Not surprisingly, latent space size significantly affects artifact quality. On the other hand, we can now visualize the latent space.

16.4 Latent space

kmnist_test <- kmnist_dataset(
    dir,
    train = FALSE,
    download = TRUE,
    transform = function(x) {
        x <- x$to(dtype = torch_float())/256
        x[newaxis,..]
    }
)

dl_test <- dataloader(kmnist_test, batch_size = 10000, shuffle = FALSE)

model$eval()

with_no_grad({
    c(inputs, labels) %<-% dl_test$.iter()$.next()
    inputs <- inputs$to(device = device)
    encoded <- model$encode(inputs)
})
library(ggplot2)
library(dplyr)

encoded <- encoded[[1]]$cpu() %>% as_array()
# TBD remove dtype conversion when #149 works
labels <- as.integer(labels$cpu()$to(dtype = torch_int32()))

encoded %>%
    as.data.frame() %>%
    mutate(class = as.factor(labels)) %>%
    ggplot(aes(x = V1, y = V2, colour = class)) + geom_point() +
    coord_fixed(xlim = c(-4, 4), ylim = c(-4, 4))
knitr::include_graphics("images/vae_2_latent.png")

As we see, classes are nicely clustered together.

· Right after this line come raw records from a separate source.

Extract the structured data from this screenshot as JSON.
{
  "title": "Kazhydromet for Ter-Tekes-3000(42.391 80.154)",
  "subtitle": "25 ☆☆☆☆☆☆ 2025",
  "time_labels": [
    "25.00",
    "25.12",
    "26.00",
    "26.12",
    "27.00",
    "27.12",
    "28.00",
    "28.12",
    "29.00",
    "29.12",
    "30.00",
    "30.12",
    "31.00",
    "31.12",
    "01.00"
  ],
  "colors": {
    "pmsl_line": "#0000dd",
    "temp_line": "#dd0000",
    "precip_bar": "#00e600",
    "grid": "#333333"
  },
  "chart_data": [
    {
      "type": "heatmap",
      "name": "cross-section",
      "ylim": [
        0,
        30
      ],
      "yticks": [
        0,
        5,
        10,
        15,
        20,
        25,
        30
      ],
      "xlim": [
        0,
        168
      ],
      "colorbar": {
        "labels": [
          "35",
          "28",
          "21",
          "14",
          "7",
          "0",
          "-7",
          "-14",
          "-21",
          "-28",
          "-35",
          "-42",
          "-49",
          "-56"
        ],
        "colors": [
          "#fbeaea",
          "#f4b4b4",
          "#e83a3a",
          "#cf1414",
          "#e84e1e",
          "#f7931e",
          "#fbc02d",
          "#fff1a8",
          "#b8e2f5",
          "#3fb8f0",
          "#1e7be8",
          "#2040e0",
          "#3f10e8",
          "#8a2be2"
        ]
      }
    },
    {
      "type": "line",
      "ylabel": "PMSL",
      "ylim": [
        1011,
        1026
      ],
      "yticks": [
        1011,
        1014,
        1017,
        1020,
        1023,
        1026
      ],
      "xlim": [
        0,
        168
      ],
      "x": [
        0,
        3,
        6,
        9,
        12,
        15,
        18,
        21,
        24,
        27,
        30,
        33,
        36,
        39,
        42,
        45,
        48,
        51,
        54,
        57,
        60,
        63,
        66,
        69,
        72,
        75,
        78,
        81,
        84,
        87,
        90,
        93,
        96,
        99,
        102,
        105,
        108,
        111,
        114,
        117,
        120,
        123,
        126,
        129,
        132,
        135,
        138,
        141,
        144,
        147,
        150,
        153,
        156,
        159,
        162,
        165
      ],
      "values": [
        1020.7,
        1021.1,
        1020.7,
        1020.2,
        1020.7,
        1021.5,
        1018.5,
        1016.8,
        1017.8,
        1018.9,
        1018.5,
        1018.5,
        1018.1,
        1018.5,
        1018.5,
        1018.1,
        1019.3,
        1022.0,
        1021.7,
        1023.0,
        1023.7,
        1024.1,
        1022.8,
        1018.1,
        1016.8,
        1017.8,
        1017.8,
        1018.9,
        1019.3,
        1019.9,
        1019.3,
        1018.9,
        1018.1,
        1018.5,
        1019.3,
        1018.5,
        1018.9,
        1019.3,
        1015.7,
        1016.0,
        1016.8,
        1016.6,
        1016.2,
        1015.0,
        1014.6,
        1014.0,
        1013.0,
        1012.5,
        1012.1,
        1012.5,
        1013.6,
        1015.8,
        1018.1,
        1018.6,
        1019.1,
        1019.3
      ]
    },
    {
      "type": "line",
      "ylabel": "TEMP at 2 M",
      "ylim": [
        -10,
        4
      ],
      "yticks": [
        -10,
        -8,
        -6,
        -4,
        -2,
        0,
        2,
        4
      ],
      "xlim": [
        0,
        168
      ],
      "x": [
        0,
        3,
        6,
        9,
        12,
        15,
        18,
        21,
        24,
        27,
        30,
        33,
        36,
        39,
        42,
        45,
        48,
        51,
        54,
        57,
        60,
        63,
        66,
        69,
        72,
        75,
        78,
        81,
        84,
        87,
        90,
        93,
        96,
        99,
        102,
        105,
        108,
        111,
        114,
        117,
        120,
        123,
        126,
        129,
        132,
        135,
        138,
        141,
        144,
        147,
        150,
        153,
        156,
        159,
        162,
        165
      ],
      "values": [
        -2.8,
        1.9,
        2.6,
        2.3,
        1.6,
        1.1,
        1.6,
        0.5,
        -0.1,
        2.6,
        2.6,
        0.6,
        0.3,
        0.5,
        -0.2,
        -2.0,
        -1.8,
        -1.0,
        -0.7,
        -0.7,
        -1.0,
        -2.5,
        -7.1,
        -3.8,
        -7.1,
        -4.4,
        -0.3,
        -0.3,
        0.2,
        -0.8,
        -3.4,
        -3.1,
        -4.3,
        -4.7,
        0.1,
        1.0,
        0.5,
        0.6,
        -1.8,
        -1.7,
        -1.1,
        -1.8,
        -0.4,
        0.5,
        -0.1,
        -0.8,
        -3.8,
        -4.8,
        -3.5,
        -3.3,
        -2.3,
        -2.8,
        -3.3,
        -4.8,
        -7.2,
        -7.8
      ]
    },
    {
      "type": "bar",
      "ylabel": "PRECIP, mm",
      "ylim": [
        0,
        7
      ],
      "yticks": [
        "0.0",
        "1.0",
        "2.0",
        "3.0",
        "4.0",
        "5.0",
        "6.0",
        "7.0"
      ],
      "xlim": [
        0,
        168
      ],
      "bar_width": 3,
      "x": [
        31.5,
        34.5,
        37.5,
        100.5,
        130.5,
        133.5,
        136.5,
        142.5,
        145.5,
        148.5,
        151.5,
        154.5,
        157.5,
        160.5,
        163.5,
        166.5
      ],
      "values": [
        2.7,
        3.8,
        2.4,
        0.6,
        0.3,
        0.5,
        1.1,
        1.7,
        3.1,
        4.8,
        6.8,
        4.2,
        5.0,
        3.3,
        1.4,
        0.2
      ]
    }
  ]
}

Finally, we can also explore transitions in latent space.

n <- 8  

grid_x <- seq(-8, 8, length.out = n)
grid_y <- seq(-8, 8, length.out = n)

model$eval()

rows <- NULL
for(i in 1:length(grid_x)){
  column <- NULL
  for(j in 1:length(grid_y)){
    z_sample <- torch_tensor(c(grid_x[i], grid_y[j]))$cuda()
    column <- rbind(column, as_array(model$decode(z_sample)$cpu()$detach()[1, 1, , ]))
  }
  rows <- cbind(rows, column)
}
rows %>% as.raster() %>% plot()
knitr::include_graphics("images/vae_2_grid.png")

Not too bad, for a latent dimensionality of 2 and a pretty complex dataset!